One vexing benefit that companies profiting off of gig work have attempted to scrap: unemployment benefits. Generally, workers need to have a W-2 form and be seeking full-time work to qualify for unemployment, leaving Uber drivers out in the cold. This happens in spite of the fact that Uber’s practice of “deactivating” drivers with star ratings under 4.5 looks a lot like firing an employee.
Though the decision only applies to the three drivers and to “similarly situated” drivers, it could have larger ramifications for the gig economy. Namely, if full-time gig workers continue to be deemed employees, companies like Uber, Postmates, and Rover could be forced to pay more benefits.
This May, California decided to adopt an employment test, also used by Illinois and New Jersey, that could bring a safety net to gig workers.
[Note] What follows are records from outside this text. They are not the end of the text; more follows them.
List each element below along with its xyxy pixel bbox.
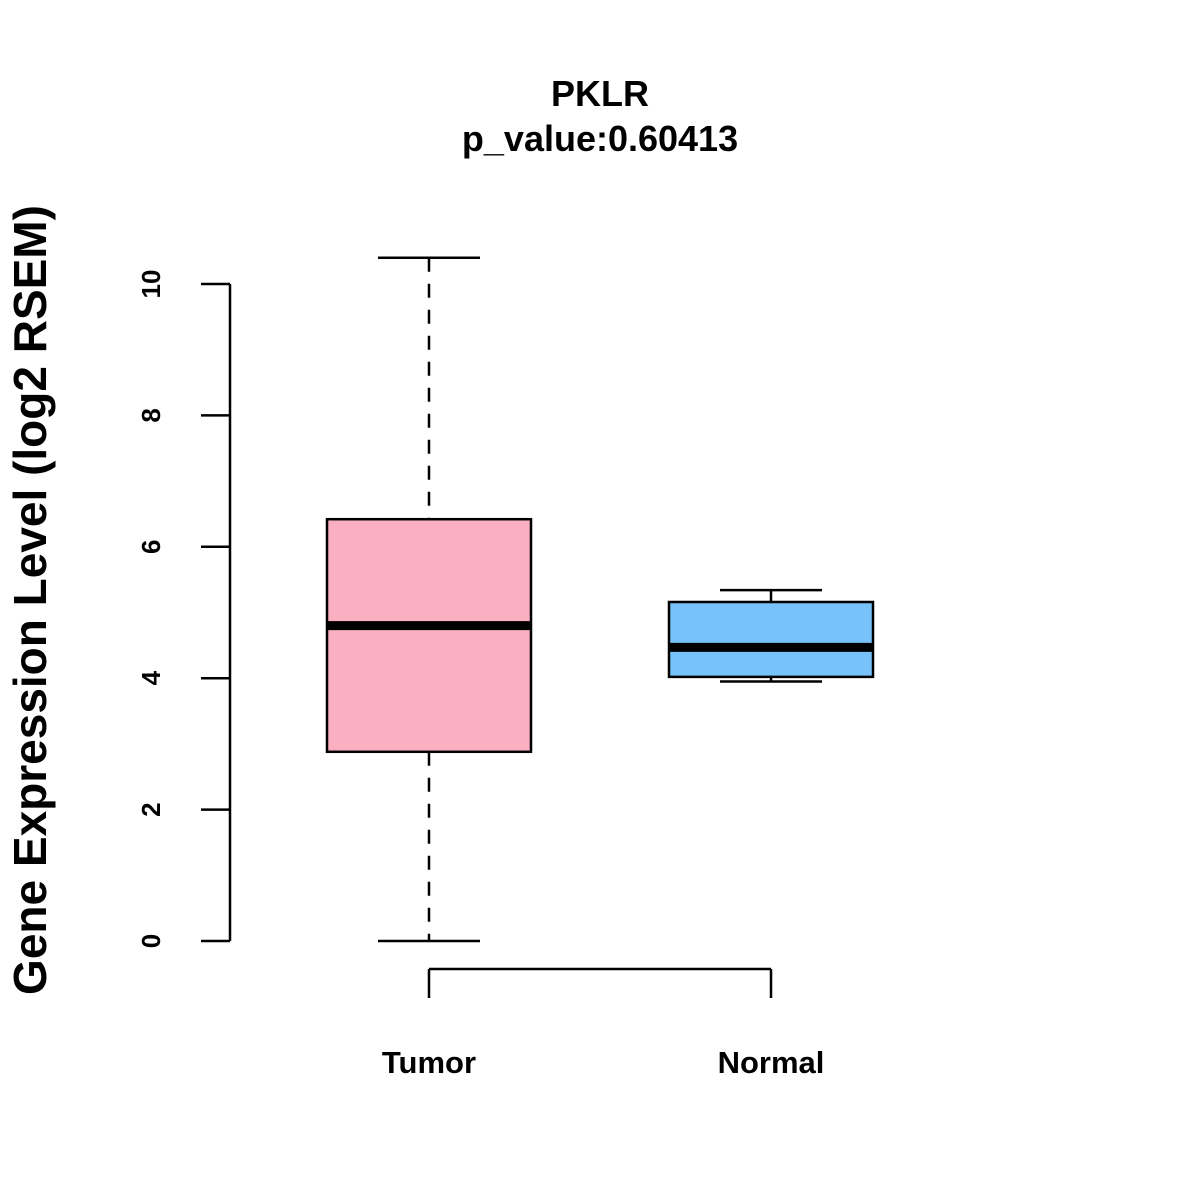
box-iqr bbox=[325, 517, 533, 754]
box-tumor bbox=[325, 256, 533, 943]
y-tick-label: 2 bbox=[136, 802, 166, 816]
x-axis: Tumor Normal bbox=[382, 967, 825, 1080]
y-axis: 0 2 4 6 8 10 bbox=[136, 270, 232, 948]
x-category-label: Normal bbox=[718, 1045, 825, 1080]
y-axis-label: Gene Expression Level (log2 RSEM) bbox=[4, 205, 56, 995]
x-category-label: Tumor bbox=[382, 1045, 476, 1080]
y-tick-label: 6 bbox=[136, 540, 166, 554]
chart-title: PKLR bbox=[551, 73, 649, 114]
box-iqr bbox=[667, 600, 875, 679]
boxes bbox=[325, 256, 875, 943]
box-normal bbox=[667, 588, 875, 683]
y-tick-label: 0 bbox=[136, 934, 166, 948]
y-tick-label: 10 bbox=[136, 270, 166, 299]
y-tick-label: 8 bbox=[136, 408, 166, 422]
chart-subtitle: p_value:0.60413 bbox=[462, 118, 738, 159]
y-tick-label: 4 bbox=[136, 670, 166, 685]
Called the ABC test, it presents three pieces of criteria that a company must show in order to designate one of their workers as an independent contractor: (1) the worker must be “free from control” of the larger company, (2) the worker must provide a service that is not part of the company’s main business, and (3) the work must be a professional who has regularly offered their services to other companies.
By that definition, virtually no Uber drivers would be considered independent contractors, unless the company can argue that transportation is not its main business. If more states adopt this standard, “that may be the only thing that can get around an ABC test,” attorney Todd Lebowitz told CNN in May. “If a ride-hailing service is a technology company, then they may still be able to meet that test. But it's going to be scrutinized a lot more closely now.”